Rester, s'enraciner, se fondre dans la nation
La communauté ne plie pas. Beaucoup contournent l'exclusion, notamment en se réclamant de nationalités étrangères protectrices, et parviennent à rester. Surtout, elle s'enracine par les mariages mixtes et l'intégration économique et sociale. Le processus est si profond que, selon l'historien Charles Dupuy, les descendants ne forment plus aujourd'hui une communauté arabe distincte : la langue arabe s'est largement perdue, il ne subsiste que quelques traditions culinaires et coutumes familiales, et ces descendants se pensent simplement comme Haïtiens.
L'ampleur du brassage se mesure aux chiffres avancés par les historiens : après plus d'un siècle de mariages mixtes, on estime entre 500 000 et un million le nombre d'Haïtiens ayant au moins un ancêtre levantin. Ce chiffre ne désigne pas une communauté séparée, mais l'empreinte génétique et familiale laissée par ces vagues migratoires dans l'ensemble de la société. Parmi les figures d'ascendance levantine, Haïti compte l'homme d'affaires Gilbert Bigio, considéré comme la plus grande fortune du pays, ou encore Robert Malval, chef du gouvernement en 1993-1994.

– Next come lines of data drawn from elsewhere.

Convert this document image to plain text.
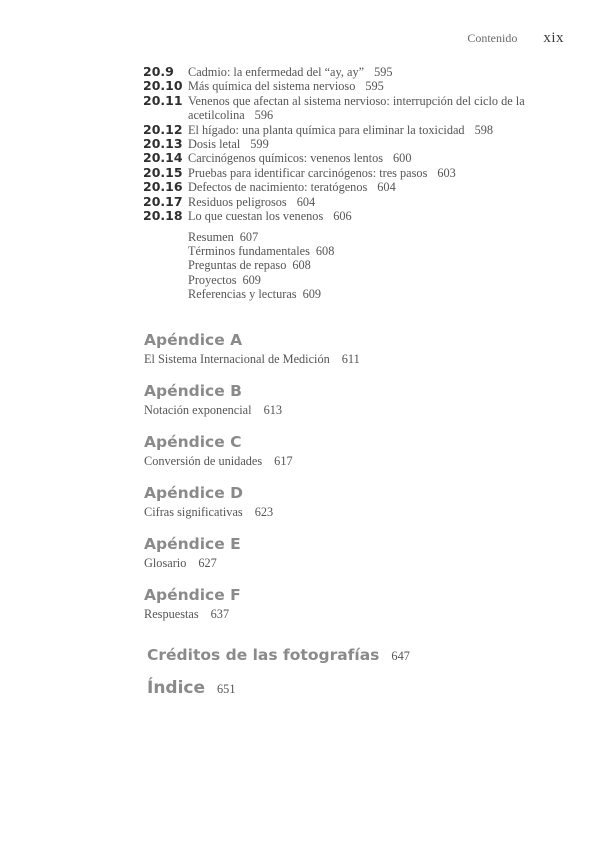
Contenido xix
20.9	Cadmio: la enfermedad del “ay, ay” 595
20.10 Más química del sistema nervioso 595
20.11 Venenos que afectan al sistema nervioso: interrupción del ciclo de la acetilcolina 596
20.12 El hígado: una planta química para eliminar la toxicidad 598
20.13 Dosis letal 599
20.14 Carcinógenos químicos: venenos lentos 600
20.15 Pruebas para identificar carcinógenos: tres pasos 603
20.16 Defectos de nacimiento: teratógenos 604
20.17 Residuos peligrosos 604
20.18 Lo que cuestan los venenos 606
Resumen 607
Términos fundamentales 608
Preguntas de repaso 608
Proyectos 609
Referencias y lecturas 609
Apéndice A
El Sistema Internacional de Medición 611
Apéndice B
Notación exponencial 613
Apéndice C
Conversión de unidades 617
Apéndice D
Cifras significativas 623
Apéndice E
Glosario 627
Apéndice F
Respuestas 637
Créditos de las fotografías 647
Índice 651
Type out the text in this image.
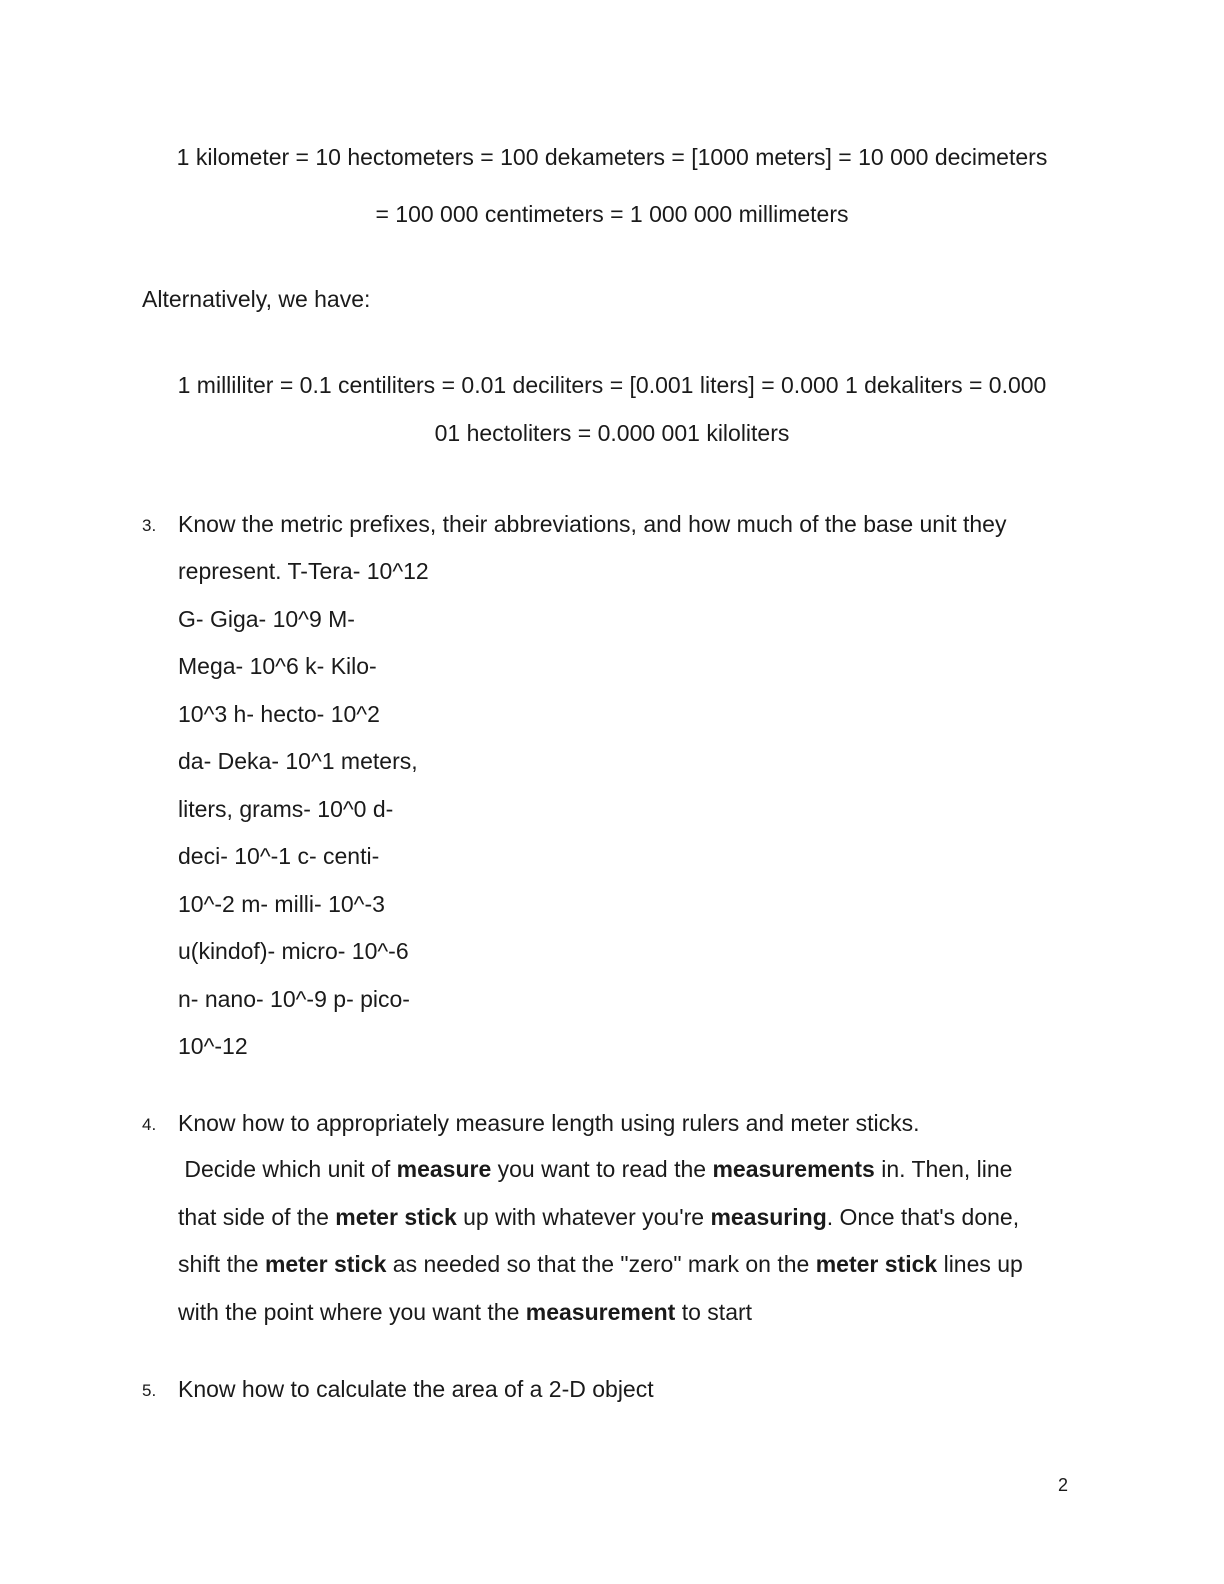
1 kilometer = 10 hectometers = 100 dekameters = [1000 meters] = 10 000 decimeters
= 100 000 centimeters = 1 000 000 millimeters
Alternatively, we have:
1 milliliter = 0.1 centiliters = 0.01 deciliters = [0.001 liters] = 0.000 1 dekaliters = 0.000
01 hectoliters = 0.000 001 kiloliters
3. Know the metric prefixes, their abbreviations, and how much of the base unit they
represent. T-Tera- 10^12
G- Giga- 10^9 M-
Mega- 10^6 k- Kilo-
10^3 h- hecto- 10^2
da- Deka- 10^1 meters,
liters, grams- 10^0 d-
deci- 10^-1 c- centi-
10^-2 m- milli- 10^-3
u(kindof)- micro- 10^-6
n- nano- 10^-9 p- pico-
10^-12
4. Know how to appropriately measure length using rulers and meter sticks.
Decide which unit of measure you want to read the measurements in. Then, line
that side of the meter stick up with whatever you're measuring. Once that's done,
shift the meter stick as needed so that the "zero" mark on the meter stick lines up
with the point where you want the measurement to start
5. Know how to calculate the area of a 2-D object
2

Ce que cette histoire dit du lien entre le Liban et sa diaspora
Le cas haïtien condense les traits de la diaspora libanaise à travers le monde : un départ contraint, une intégration par le commerce, une hostilité initiale, puis un enracinement durable. Il rappelle aussi une réalité rarement mise en avant : la présence libanaise dans les Amériques ne se limite pas au Brésil, au Mexique ou à l'Argentine, mais irrigue jusqu'aux Caraïbes francophones. Pour le Liban, ces communautés, même quand la langue et les usages se sont effacés, restent une part de son rayonnement et un réservoir de liens à réactiver. La mémoire d'une loi votée pour les exclure, et l'échec de cette loi, en dit long sur la ténacité d'un peuple d'émigrés.